Research Briefing
| Mar 25, 2024
New ECB framework a versatile toolkit for uncertain times
The European Central Bank’s updated monetary policy framework retains key advantages of the previous system and in our view is well-tailored to the eurozone’s bank-dominated financial infrastructure. It also gives the ECB a versatile toolkit allowing it to react flexibly to episodes of market stress.
What you will learn:
- An update to the way the ECB provides liquidity to the financial system was needed as its supply of reserves is being drawn down through quantitative tightening. In particular, the ECB needed to choose between the pre-crisis ‘corridor’ system in which reserves are scarce or stick to the current ‘floor’ system of ample reserves.
- The ECB opted for a demand-driven floor system, whereby banks will make use of a lending facility to ensure that reserve holdings match operational, liquidity and risk management needs.
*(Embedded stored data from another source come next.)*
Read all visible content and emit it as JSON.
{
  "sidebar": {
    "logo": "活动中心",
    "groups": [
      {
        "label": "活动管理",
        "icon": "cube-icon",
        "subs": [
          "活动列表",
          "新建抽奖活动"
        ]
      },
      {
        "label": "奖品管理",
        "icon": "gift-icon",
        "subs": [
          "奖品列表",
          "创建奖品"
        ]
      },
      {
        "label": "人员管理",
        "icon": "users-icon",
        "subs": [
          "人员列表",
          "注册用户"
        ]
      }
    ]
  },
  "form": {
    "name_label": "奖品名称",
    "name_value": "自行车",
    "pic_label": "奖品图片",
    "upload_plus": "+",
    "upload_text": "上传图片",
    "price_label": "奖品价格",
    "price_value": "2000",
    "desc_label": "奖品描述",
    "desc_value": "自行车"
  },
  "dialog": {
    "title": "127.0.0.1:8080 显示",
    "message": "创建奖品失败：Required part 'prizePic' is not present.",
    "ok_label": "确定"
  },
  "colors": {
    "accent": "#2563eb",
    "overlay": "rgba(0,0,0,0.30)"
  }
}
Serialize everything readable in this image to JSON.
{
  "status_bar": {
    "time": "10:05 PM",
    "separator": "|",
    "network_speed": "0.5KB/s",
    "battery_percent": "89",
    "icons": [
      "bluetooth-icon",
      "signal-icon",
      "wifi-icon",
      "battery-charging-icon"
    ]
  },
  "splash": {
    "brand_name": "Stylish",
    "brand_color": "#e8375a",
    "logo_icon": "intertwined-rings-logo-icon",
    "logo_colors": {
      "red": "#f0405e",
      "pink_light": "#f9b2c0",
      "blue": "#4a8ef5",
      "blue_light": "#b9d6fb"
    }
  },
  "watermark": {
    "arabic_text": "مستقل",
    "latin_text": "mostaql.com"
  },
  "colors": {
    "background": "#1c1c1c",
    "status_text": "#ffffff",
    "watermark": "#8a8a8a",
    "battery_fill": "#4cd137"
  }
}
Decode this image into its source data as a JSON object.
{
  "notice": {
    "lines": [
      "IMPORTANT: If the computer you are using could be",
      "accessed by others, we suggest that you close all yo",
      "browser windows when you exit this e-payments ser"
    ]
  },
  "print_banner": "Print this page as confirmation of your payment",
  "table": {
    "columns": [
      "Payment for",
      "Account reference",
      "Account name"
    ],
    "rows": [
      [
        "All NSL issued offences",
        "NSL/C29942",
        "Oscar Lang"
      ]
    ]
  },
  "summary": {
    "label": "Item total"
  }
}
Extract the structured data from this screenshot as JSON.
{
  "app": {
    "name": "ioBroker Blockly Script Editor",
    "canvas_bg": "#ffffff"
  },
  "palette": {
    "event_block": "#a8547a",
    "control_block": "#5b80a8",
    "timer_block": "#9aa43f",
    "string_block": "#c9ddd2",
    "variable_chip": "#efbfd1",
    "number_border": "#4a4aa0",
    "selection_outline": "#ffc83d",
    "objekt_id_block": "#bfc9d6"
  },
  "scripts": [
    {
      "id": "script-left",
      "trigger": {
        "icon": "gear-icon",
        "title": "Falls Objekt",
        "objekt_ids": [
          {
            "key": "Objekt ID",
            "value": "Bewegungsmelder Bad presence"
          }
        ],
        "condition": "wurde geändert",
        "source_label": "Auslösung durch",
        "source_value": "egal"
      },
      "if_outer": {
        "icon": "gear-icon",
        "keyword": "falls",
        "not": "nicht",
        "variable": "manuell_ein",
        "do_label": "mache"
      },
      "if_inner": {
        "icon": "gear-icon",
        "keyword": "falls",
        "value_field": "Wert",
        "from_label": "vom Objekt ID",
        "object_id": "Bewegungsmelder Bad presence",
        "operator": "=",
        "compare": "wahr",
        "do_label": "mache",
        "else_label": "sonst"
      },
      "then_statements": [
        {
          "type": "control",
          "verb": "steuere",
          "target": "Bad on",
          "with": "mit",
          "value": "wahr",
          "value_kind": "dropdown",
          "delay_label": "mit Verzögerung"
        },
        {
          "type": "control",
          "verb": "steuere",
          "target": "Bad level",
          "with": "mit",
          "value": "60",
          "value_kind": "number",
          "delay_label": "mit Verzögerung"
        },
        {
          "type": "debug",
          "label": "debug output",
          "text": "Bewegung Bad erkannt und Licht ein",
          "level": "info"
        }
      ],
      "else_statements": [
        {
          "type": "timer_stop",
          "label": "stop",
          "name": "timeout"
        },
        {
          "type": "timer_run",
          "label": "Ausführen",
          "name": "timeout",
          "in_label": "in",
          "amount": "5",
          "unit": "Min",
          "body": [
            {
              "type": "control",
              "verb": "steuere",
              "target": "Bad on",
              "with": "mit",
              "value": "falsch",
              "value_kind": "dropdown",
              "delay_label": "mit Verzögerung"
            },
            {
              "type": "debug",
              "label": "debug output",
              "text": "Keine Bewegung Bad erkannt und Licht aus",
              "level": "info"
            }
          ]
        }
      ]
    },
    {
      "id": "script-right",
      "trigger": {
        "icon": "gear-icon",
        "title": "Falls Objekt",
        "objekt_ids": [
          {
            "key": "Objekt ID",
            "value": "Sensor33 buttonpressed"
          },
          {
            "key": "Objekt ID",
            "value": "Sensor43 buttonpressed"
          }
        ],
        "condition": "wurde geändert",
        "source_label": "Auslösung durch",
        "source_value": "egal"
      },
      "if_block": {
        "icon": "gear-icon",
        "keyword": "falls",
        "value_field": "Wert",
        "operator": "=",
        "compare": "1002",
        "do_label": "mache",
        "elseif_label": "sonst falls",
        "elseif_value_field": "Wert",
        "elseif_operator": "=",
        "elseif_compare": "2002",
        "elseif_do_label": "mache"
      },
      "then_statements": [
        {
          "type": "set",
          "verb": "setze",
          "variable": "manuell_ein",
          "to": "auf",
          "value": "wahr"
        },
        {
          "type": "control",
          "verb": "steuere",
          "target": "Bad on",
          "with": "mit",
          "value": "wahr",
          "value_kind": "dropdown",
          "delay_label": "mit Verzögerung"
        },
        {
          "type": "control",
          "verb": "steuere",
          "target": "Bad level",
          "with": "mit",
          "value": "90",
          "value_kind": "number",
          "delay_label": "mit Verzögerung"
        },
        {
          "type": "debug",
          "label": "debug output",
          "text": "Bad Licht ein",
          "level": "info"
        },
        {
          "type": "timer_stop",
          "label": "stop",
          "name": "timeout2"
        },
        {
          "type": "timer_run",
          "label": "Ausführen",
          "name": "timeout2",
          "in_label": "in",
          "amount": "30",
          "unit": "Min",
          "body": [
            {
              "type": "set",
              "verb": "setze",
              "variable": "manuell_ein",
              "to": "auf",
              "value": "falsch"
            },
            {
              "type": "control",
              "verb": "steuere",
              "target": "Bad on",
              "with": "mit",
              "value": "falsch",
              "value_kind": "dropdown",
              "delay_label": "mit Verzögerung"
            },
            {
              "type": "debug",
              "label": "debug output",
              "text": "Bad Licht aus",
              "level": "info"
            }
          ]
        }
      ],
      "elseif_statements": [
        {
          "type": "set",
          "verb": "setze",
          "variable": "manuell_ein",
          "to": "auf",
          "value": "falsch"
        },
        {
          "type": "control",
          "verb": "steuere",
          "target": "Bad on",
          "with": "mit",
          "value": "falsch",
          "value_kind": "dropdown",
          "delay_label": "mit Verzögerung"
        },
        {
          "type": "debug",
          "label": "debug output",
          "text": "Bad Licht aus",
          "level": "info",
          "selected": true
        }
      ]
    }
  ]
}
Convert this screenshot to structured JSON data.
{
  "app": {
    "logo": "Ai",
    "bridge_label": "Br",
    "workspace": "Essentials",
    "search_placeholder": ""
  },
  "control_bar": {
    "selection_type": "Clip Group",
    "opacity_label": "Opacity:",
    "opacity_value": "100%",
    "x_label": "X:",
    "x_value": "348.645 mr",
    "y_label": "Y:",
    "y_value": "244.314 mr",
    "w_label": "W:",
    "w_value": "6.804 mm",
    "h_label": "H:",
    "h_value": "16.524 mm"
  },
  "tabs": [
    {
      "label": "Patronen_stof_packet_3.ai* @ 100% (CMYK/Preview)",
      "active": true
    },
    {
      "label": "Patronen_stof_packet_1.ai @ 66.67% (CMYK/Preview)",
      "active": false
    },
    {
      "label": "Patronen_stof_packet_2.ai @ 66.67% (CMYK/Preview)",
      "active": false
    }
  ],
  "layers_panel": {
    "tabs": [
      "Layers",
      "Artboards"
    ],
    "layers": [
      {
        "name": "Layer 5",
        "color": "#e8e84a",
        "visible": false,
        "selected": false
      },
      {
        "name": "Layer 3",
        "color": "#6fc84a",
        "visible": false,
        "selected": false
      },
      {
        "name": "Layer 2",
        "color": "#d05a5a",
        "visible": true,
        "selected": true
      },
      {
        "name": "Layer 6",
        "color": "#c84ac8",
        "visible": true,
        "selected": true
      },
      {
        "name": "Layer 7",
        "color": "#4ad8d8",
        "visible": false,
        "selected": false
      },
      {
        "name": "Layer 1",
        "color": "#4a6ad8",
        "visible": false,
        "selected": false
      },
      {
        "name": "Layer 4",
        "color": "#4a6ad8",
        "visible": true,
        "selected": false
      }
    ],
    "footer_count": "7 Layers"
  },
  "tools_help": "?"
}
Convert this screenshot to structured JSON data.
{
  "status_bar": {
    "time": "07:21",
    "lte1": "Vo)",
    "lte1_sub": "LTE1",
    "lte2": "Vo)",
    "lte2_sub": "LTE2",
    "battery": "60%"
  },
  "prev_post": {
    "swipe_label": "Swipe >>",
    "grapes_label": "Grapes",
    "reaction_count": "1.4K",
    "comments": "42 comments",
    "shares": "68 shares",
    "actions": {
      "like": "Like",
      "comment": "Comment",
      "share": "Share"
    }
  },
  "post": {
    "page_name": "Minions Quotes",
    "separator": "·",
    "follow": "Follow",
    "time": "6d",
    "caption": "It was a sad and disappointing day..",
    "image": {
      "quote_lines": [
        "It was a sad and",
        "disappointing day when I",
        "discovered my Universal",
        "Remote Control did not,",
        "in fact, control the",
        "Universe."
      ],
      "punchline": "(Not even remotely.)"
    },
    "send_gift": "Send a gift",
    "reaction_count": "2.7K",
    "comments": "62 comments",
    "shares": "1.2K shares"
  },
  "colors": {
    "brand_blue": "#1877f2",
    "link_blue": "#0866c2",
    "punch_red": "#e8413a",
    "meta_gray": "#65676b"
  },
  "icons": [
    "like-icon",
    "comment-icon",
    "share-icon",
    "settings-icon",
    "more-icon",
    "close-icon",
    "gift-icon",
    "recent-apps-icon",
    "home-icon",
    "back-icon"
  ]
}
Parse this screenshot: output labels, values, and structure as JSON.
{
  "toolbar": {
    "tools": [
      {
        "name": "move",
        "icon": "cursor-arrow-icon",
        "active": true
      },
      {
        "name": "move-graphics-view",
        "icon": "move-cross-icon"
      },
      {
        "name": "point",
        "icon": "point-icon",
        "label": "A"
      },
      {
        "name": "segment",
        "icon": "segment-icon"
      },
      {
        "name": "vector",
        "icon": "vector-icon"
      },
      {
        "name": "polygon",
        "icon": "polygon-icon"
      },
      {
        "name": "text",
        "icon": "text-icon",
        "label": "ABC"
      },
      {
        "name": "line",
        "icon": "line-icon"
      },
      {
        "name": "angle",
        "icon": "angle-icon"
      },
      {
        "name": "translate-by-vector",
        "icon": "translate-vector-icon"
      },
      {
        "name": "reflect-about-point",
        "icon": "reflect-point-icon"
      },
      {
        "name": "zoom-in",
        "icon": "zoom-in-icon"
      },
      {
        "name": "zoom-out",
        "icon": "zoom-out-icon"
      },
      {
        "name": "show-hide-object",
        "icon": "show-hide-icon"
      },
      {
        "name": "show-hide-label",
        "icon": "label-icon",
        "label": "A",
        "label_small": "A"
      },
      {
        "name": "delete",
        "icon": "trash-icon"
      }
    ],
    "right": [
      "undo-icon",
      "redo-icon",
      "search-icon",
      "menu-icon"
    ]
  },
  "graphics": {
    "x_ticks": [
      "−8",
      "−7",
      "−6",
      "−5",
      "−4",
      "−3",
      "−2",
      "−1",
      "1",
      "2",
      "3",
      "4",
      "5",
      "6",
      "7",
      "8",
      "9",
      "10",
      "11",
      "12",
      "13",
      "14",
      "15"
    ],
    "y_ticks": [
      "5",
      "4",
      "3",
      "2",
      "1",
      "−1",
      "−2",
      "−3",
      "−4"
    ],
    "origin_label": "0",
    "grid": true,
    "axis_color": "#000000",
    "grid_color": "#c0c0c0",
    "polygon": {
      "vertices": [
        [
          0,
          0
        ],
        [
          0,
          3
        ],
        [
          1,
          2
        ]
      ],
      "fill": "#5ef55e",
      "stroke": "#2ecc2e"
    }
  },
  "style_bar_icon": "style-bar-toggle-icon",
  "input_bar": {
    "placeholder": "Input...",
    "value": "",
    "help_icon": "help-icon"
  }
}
A key advantage of this system is that it limits volatility and prevents sudden spikes in market rates.
- In addition, the ECB’s decision to narrow the spread between the deposit and refinancing rates to 15bps implies a non-negligible “cost of carry” for banks and is meant to resuscitate a largely dormant interbank lending market.
- As a result of the changes, the supply of safe assets should be larger, making collateral shortages less of a risk. The ECB’s new structural portfolio will also allow the central bank to affect market conditions for public and private assets.
- The ECB decided to keep the minimum reserve requirement (MRR) at 1%. While this decision will postpone the return of the eurosystem to profitability, it was probably needed to avoid the hit to liquidity in vulnerable banking jurisdictions, particularly Italy’s.